Bu, Rum yönetiminin, bu üç partiyle danışıklı olarak düzenlediği KKTC‘ye ve egemenliğimize yönelik çok amaçlı stratejik siyasi bir saldırısıdır.
Bu üç parti ve sözde adaylarının söylediklerine, açıkladıklarına bakıldığı zaman görülecektir ki hedefleri halkımızın özgür iradesi ile kurulan Devletimizin varlığını, bu adada insanca, başımız dik ve özgürce, güven içinde yaşamamızın teminatı olan Kıbrıs Türkü’nün egemenliği ile Türkiye’nin etkin ve fiili garantörlüğünü ortadan kaldırmaktır.

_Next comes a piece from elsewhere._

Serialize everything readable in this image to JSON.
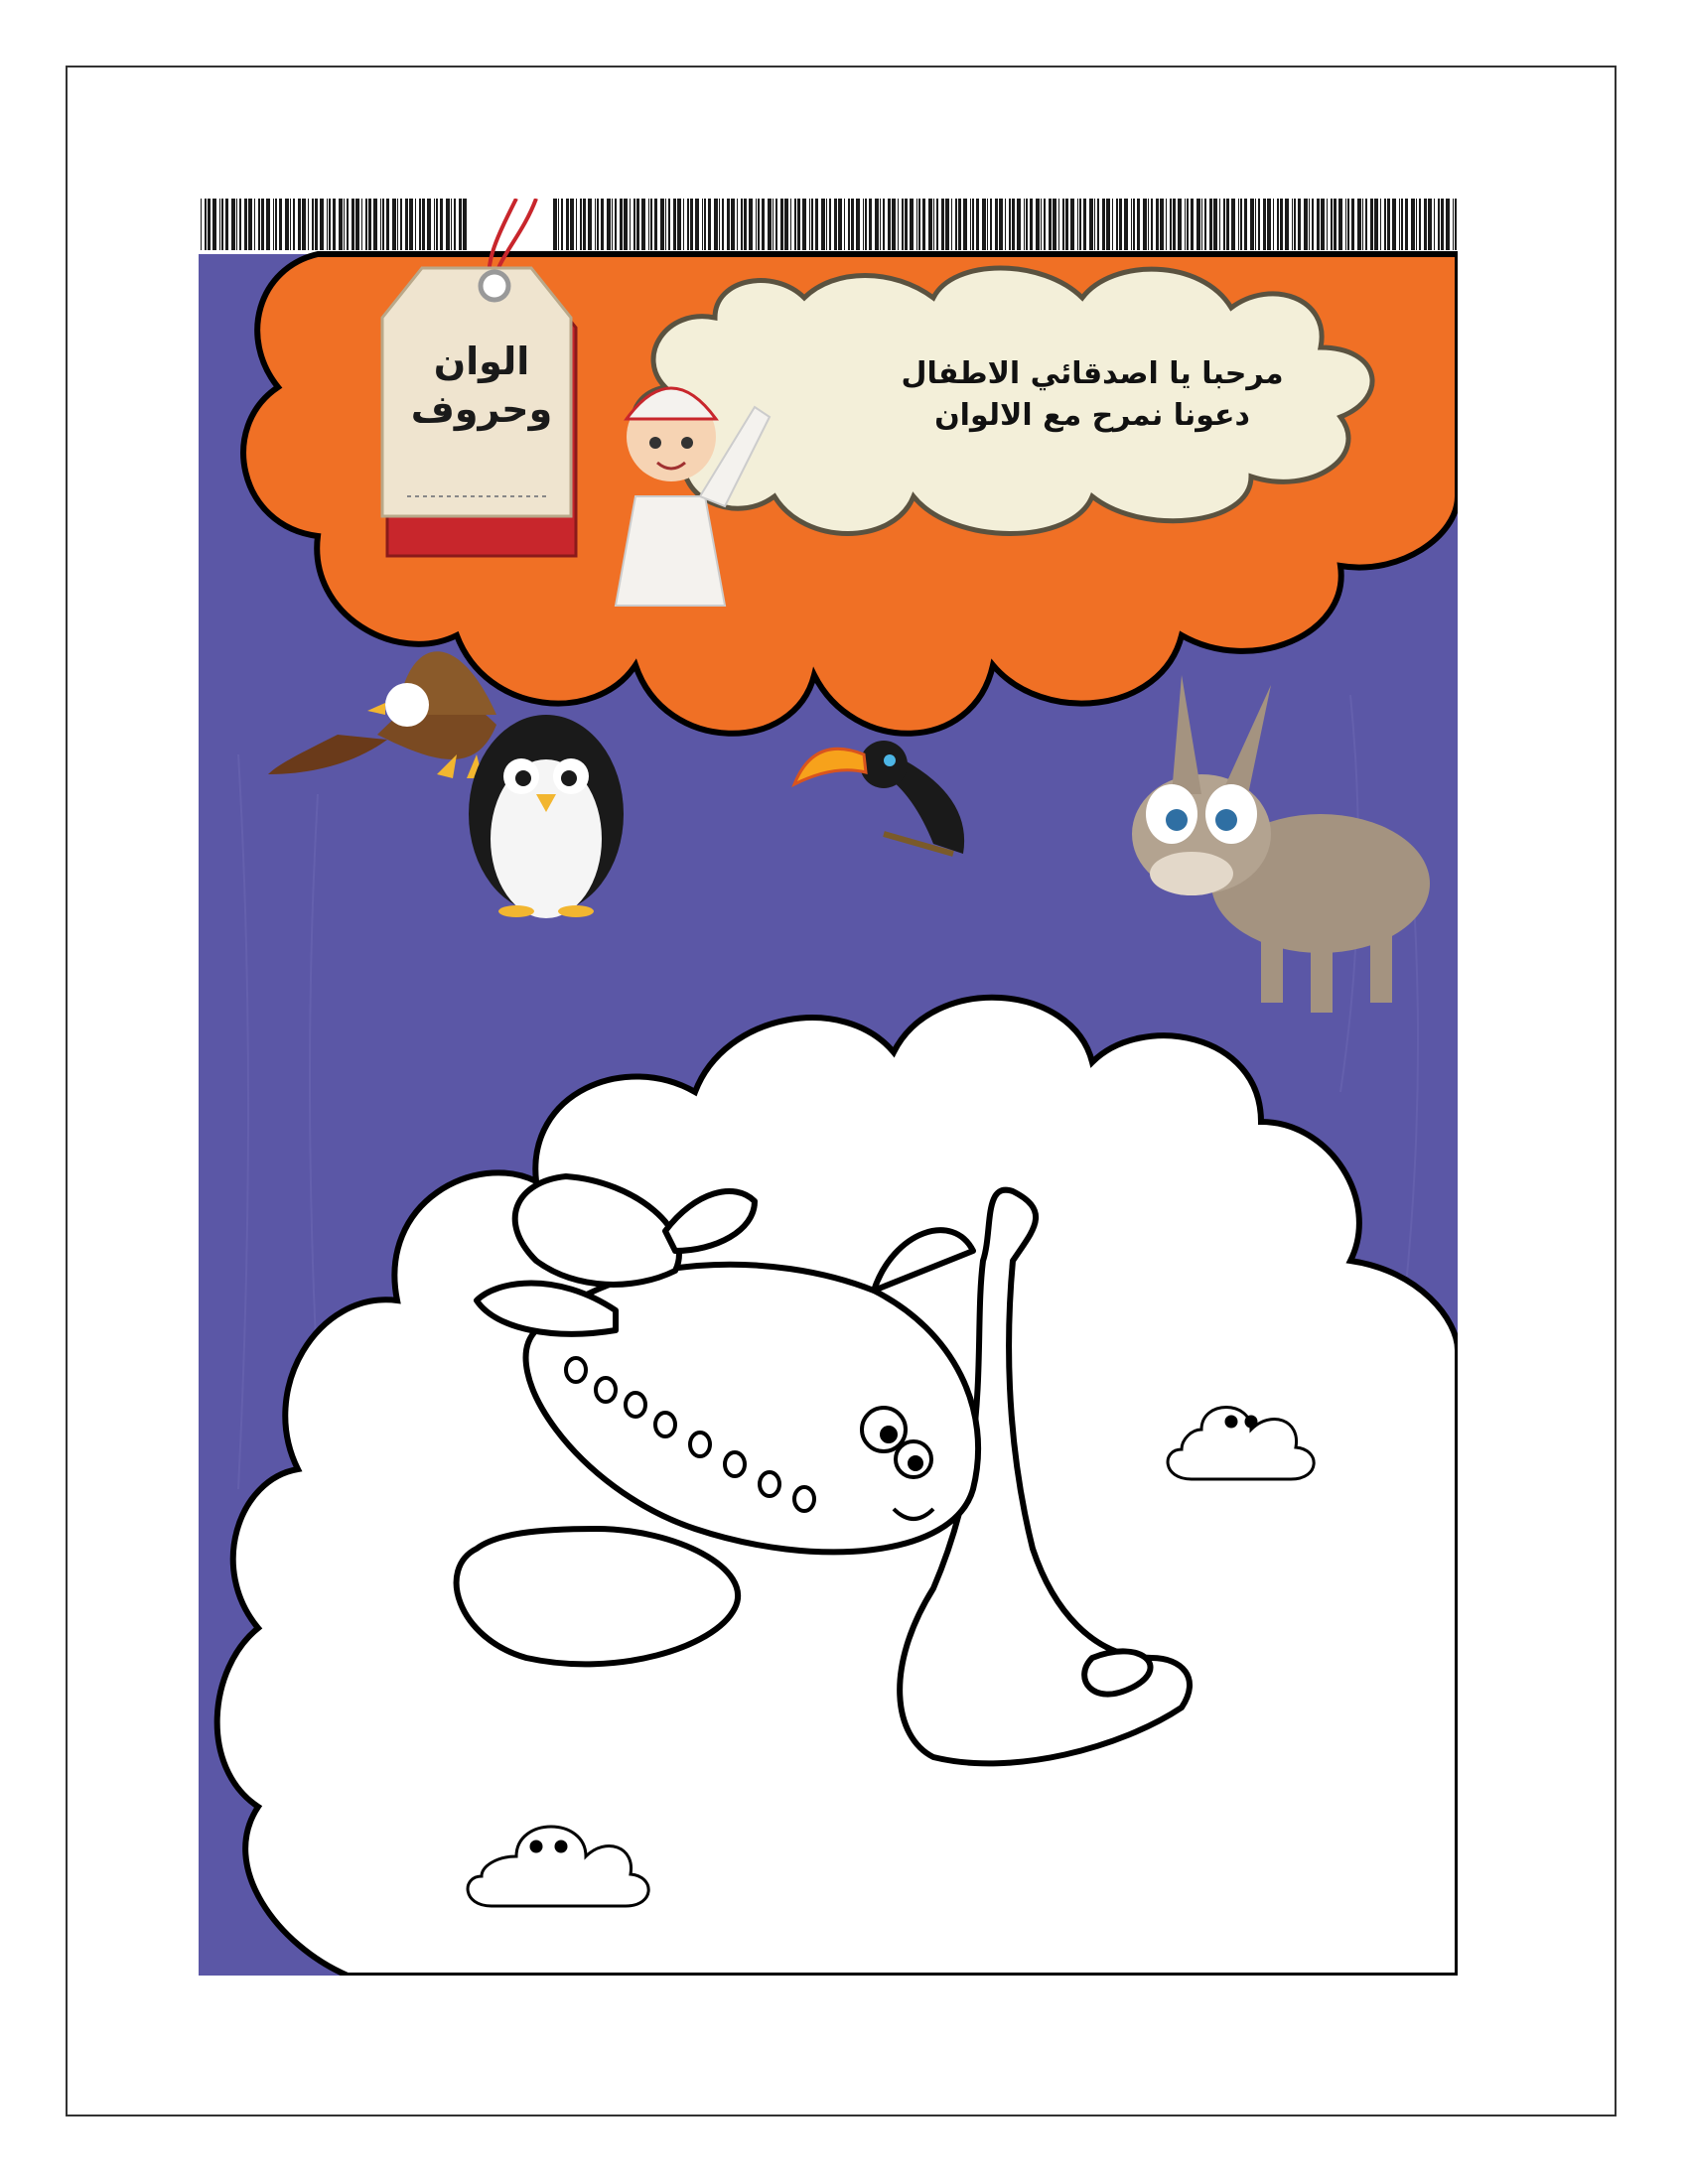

Rum devletine geçip, Rum devletinin hazırladığı seçmen listelerine göre, Rum Avrupa Parlamentosu seçimlerinde oy kullanmak, Rum yönetiminin tuzağına düşmek oyununa gelmektir.

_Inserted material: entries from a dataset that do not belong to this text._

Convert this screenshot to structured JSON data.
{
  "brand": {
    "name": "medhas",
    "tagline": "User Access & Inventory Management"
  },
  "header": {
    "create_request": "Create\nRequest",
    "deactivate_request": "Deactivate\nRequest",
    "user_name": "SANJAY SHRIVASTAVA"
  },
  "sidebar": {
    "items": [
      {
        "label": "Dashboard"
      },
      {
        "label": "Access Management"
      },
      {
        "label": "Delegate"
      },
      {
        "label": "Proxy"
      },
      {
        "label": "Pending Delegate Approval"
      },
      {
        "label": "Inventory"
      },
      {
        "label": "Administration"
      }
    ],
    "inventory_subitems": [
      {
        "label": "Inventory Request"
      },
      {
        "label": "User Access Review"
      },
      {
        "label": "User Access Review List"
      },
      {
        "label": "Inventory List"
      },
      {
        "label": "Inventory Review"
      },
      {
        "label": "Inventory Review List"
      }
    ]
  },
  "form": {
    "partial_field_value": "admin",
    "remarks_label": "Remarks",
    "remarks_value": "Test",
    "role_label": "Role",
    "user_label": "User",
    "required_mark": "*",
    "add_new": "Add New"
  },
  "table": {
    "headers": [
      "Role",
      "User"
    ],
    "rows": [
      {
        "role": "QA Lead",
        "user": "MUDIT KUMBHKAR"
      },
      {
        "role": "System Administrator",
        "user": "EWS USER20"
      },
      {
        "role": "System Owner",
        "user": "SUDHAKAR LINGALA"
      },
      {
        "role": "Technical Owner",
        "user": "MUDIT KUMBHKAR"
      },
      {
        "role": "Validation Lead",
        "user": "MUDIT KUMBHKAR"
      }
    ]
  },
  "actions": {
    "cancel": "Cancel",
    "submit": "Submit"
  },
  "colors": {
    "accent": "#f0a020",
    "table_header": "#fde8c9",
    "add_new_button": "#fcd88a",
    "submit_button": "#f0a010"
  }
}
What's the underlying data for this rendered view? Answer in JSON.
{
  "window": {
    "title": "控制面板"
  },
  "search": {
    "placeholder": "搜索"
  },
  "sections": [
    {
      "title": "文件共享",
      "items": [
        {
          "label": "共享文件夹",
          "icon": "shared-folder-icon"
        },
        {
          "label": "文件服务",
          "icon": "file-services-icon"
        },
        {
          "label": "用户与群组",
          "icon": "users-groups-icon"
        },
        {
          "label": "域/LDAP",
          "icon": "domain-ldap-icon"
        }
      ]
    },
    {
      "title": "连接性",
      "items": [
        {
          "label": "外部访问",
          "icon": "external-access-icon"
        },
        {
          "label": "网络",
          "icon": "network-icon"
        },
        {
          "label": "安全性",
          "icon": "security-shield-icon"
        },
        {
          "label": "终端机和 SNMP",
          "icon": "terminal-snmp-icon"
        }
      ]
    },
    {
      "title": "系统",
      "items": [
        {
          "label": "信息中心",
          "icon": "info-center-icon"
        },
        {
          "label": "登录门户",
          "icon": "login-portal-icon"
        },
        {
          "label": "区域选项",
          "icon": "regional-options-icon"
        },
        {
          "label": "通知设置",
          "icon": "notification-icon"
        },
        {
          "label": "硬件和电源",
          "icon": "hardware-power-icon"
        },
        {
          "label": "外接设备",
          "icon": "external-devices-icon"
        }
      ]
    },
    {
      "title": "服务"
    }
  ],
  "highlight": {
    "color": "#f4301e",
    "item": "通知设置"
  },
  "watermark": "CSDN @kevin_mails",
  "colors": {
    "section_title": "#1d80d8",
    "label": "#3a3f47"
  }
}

Rum yönetimi Türklerin kendi seçimlerinde oy kullanmasını, ” Kıbrıs Türk Halkının egemen eşitliğinin tanınması talebinden vaz geçmesi, Rum egemenliğini tanıması ve Rum yönetimi altında yaşamayı kabul etmesi” olarak takdim edecektir.

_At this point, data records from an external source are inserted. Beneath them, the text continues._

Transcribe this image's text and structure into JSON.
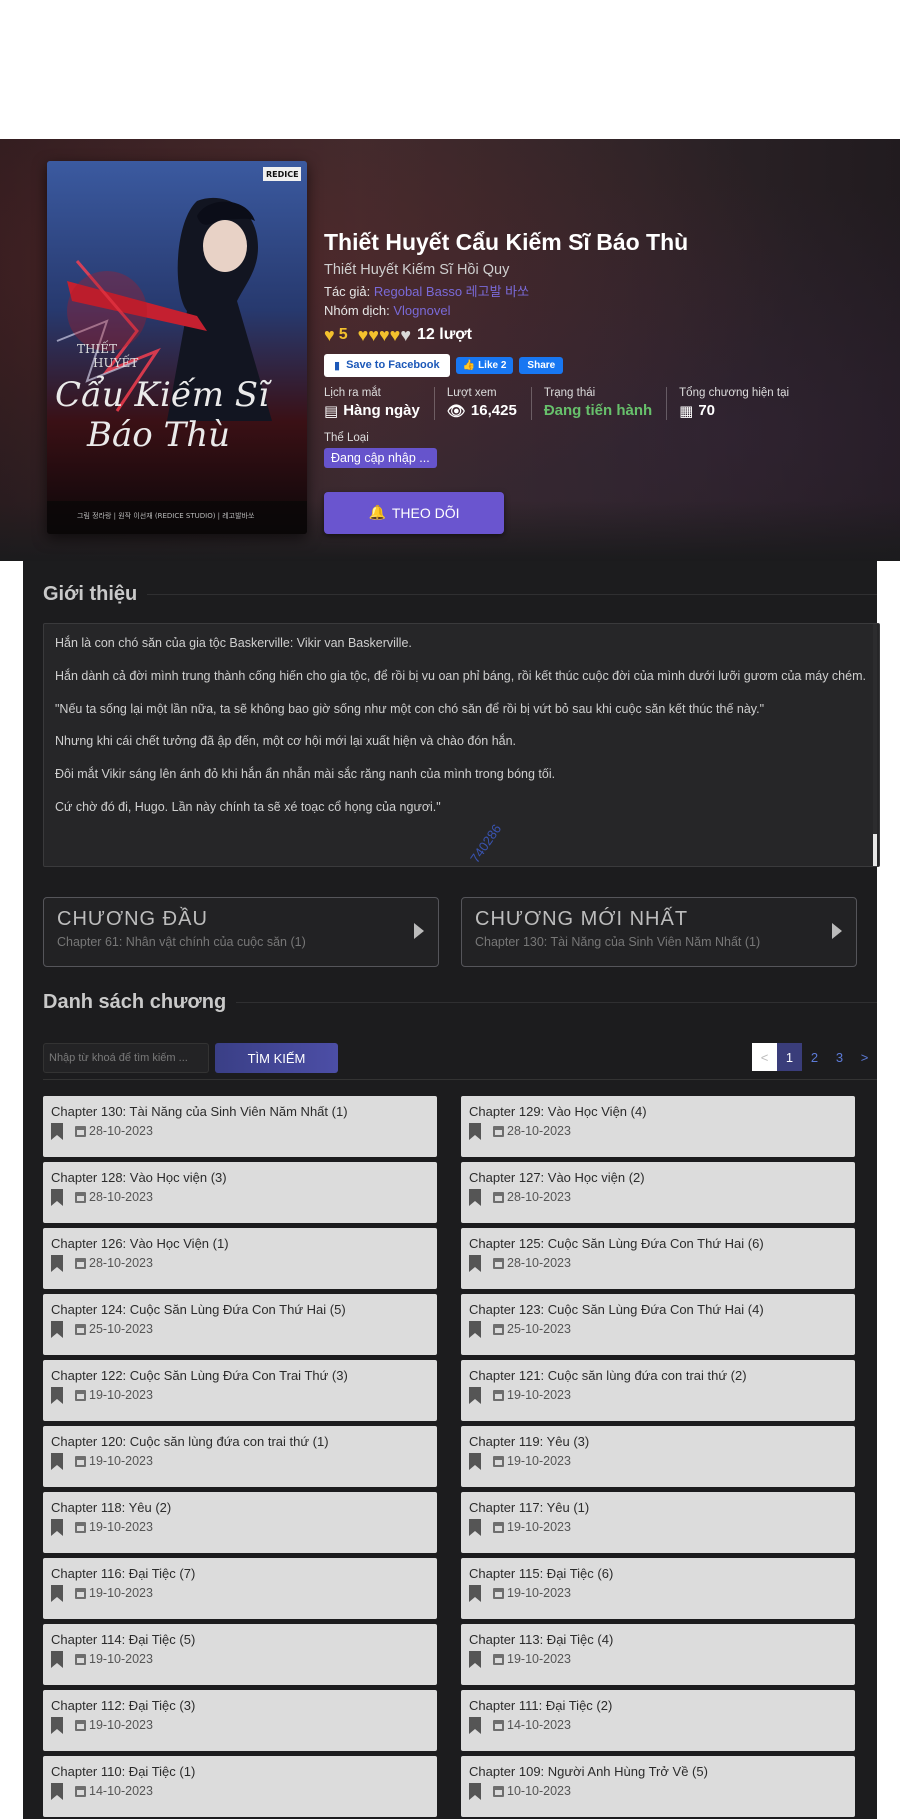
{
  "manga": {
    "title": "Thiết Huyết Cẩu Kiếm Sĩ Báo Thù",
    "alt_title": "Thiết Huyết Kiếm Sĩ Hồi Quy",
    "author_label": "Tác giả:",
    "author": "Regobal Basso 레고발 바쏘",
    "translator_label": "Nhóm dịch:",
    "translator": "Vlognovel",
    "rating_score": "5",
    "rating_count": "12 lượt",
    "rating_hearts_filled": 4,
    "rating_hearts_total": 5
  },
  "social": {
    "save_label": "Save to Facebook",
    "like_label": "Like 2",
    "share_label": "Share"
  },
  "stats": {
    "release_label": "Lịch ra mắt",
    "release_value": "Hàng ngày",
    "views_label": "Lượt xem",
    "views_value": "16,425",
    "status_label": "Trạng thái",
    "status_value": "Đang tiến hành",
    "chapters_label": "Tổng chương hiện tại",
    "chapters_value": "70"
  },
  "genre": {
    "label": "Thể Loại",
    "tag": "Đang cập nhập ..."
  },
  "follow_label": "THEO DÕI",
  "intro": {
    "title": "Giới thiệu",
    "paragraphs": [
      "Hắn là con chó săn của gia tộc Baskerville: Vikir van Baskerville.",
      "Hắn dành cả đời mình trung thành cống hiến cho gia tộc, để rồi bị vu oan phỉ báng, rồi kết thúc cuộc đời của mình dưới lưỡi gươm của máy chém.",
      "\"Nếu ta sống lại một lần nữa, ta sẽ không bao giờ sống như một con chó săn để rồi bị vứt bỏ sau khi cuộc săn kết thúc thế này.\"",
      "Nhưng khi cái chết tưởng đã ập đến, một cơ hội mới lại xuất hiện và chào đón hắn.",
      "Đôi mắt Vikir sáng lên ánh đỏ khi hắn ẩn nhẫn mài sắc răng nanh của mình trong bóng tối.",
      "Cứ chờ đó đi, Hugo. Lần này chính ta sẽ xé toạc cổ họng của ngươi.\""
    ],
    "watermark": "740286"
  },
  "nav": {
    "first_label": "CHƯƠNG ĐẦU",
    "first_chapter": "Chapter 61: Nhân vật chính của cuộc săn (1)",
    "latest_label": "CHƯƠNG MỚI NHẤT",
    "latest_chapter": "Chapter 130: Tài Năng của Sinh Viên Năm Nhất (1)"
  },
  "chapter_list": {
    "title": "Danh sách chương",
    "search_placeholder": "Nhập từ khoá để tìm kiếm ...",
    "search_button": "TÌM KIẾM",
    "pager": {
      "prev": "<",
      "pages": [
        "1",
        "2",
        "3"
      ],
      "next": ">"
    },
    "chapters": [
      {
        "name": "Chapter 130: Tài Năng của Sinh Viên Năm Nhất (1)",
        "date": "28-10-2023"
      },
      {
        "name": "Chapter 129: Vào Học Viện (4)",
        "date": "28-10-2023"
      },
      {
        "name": "Chapter 128: Vào Học viện (3)",
        "date": "28-10-2023"
      },
      {
        "name": "Chapter 127: Vào Học viện (2)",
        "date": "28-10-2023"
      },
      {
        "name": "Chapter 126: Vào Học Viện (1)",
        "date": "28-10-2023"
      },
      {
        "name": "Chapter 125: Cuộc Săn Lùng Đứa Con Thứ Hai (6)",
        "date": "28-10-2023"
      },
      {
        "name": "Chapter 124: Cuộc Săn Lùng Đứa Con Thứ Hai (5)",
        "date": "25-10-2023"
      },
      {
        "name": "Chapter 123: Cuộc Săn Lùng Đứa Con Thứ Hai (4)",
        "date": "25-10-2023"
      },
      {
        "name": "Chapter 122: Cuộc Săn Lùng Đứa Con Trai Thứ (3)",
        "date": "19-10-2023"
      },
      {
        "name": "Chapter 121: Cuộc săn lùng đứa con trai thứ (2)",
        "date": "19-10-2023"
      },
      {
        "name": "Chapter 120: Cuộc săn lùng đứa con trai thứ (1)",
        "date": "19-10-2023"
      },
      {
        "name": "Chapter 119: Yêu (3)",
        "date": "19-10-2023"
      },
      {
        "name": "Chapter 118: Yêu (2)",
        "date": "19-10-2023"
      },
      {
        "name": "Chapter 117: Yêu (1)",
        "date": "19-10-2023"
      },
      {
        "name": "Chapter 116: Đại Tiệc (7)",
        "date": "19-10-2023"
      },
      {
        "name": "Chapter 115: Đại Tiệc (6)",
        "date": "19-10-2023"
      },
      {
        "name": "Chapter 114: Đại Tiệc (5)",
        "date": "19-10-2023"
      },
      {
        "name": "Chapter 113: Đại Tiệc (4)",
        "date": "19-10-2023"
      },
      {
        "name": "Chapter 112: Đại Tiệc (3)",
        "date": "19-10-2023"
      },
      {
        "name": "Chapter 111: Đại Tiệc (2)",
        "date": "14-10-2023"
      },
      {
        "name": "Chapter 110: Đại Tiệc (1)",
        "date": "14-10-2023"
      },
      {
        "name": "Chapter 109: Người Anh Hùng Trở Về (5)",
        "date": "10-10-2023"
      }
    ]
  },
  "colors": {
    "accent": "#6a55cf",
    "status_green": "#67c06b",
    "heart": "#f3c12d",
    "link": "#7a6ad8"
  },
  "cover": {
    "publisher_logo": "REDICE",
    "logo_text": "THIẾT HUYẾT Cẩu Kiếm Sĩ Báo Thù",
    "credits": "그림 정라랑 | 원작 이선재 (REDICE STUDIO) | 레고발바쏘"
  }
}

Sağduyulu, vatanını, halkını seven Kıbrıs Türkü bu oyunun sahnelenmesini durdurmalıdır. Bu saldırıyı püskürtmenin ve kurulan tuzağı, oyunu bozmanın yolu bizi ilgilendirmeyen bu seçime katılmamak ve oy kullanmamaktır.
Kıbrıs Türkü’nün İngiliz koloni idaresinden bu yana ayrı seçme ve seçilme ve referandum yapma hakkını hep korumuştur.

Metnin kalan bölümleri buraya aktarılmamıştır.